The desert opens like a sacred mouth of gold,
breathing heat that loosens the knots of the soul.
Light pours thick as honey over stone and spine,
time slows, syruped, delirious, divine.
Skin remembers older alphabets of flame,
and the body kneels to relearn its name.
Nothing survives excess in this holy glare;
desire is pared to marrow, to prayer.
Wind fingers the dunes like a patient lover,
tracing curves no hand could ever recover.
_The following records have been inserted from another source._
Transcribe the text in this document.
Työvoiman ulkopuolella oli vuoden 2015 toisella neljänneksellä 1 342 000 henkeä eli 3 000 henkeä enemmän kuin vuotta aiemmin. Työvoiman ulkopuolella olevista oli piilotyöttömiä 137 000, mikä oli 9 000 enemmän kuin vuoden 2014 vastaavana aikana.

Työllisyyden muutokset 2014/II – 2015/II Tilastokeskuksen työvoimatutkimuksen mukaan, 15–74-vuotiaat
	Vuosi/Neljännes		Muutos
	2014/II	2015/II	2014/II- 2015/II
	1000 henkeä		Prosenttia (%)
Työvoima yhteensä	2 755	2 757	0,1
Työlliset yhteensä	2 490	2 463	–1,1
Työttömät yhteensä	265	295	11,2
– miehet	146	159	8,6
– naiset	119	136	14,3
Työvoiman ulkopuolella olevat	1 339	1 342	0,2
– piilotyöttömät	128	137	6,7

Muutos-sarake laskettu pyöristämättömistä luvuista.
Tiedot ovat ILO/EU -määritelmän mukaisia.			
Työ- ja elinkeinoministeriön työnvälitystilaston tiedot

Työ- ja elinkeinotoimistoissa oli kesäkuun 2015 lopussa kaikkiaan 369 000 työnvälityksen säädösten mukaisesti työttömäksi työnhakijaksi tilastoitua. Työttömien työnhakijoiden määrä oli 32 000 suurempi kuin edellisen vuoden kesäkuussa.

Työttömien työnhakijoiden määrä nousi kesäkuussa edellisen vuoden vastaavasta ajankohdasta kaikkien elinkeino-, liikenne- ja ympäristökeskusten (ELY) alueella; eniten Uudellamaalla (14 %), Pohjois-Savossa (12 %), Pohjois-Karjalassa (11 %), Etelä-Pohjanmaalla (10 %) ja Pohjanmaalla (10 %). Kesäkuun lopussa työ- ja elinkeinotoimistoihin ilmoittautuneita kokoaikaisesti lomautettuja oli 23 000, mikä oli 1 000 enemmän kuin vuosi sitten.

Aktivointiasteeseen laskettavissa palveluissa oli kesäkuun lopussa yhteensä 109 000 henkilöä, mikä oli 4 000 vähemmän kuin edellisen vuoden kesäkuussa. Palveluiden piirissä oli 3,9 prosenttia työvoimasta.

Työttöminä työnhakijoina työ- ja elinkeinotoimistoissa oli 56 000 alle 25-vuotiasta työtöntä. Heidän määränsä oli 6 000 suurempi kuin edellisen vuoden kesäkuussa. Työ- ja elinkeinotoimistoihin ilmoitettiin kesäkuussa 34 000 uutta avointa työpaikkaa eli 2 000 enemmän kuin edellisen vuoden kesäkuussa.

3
In the long exhale of sand and sky,
we are stripped enough to finally arrive.
Barrenness is the altar, vast and clean,
where wanting sharpens into something keen.
Cracked earth blooms with invisible fire,
a thirst so pure it becomes desire.
What is empty is not broken or wrong —
it is a chalice learning how to be strong.
From the hollow, creation begins to stir,
a low hum beneath the blister and blur.
Imagination sweats, feral and bright,
dreams crawl out of the white-hot light.
Love is born where nothing is promised or safe,
rising slow from the wide-open space.
Dusk arrives like velvet on scorched skin,
cooling the ache that taught us how to feel again.
Stars pierce the dark with deliberate grace,
each one a wound of luminous faith.
The desert holds us, vast and severe,
whispering: Only the emptied can hear.
So we leave carrying embers, not ash,
a living furnace where the void once was.
The fire is gentler now, but it stays —
Fed by silence, by distance, by days.
The desert does not bless with abundance or ease;
it gives us the gap —
and the courage to create, to love, to breathe.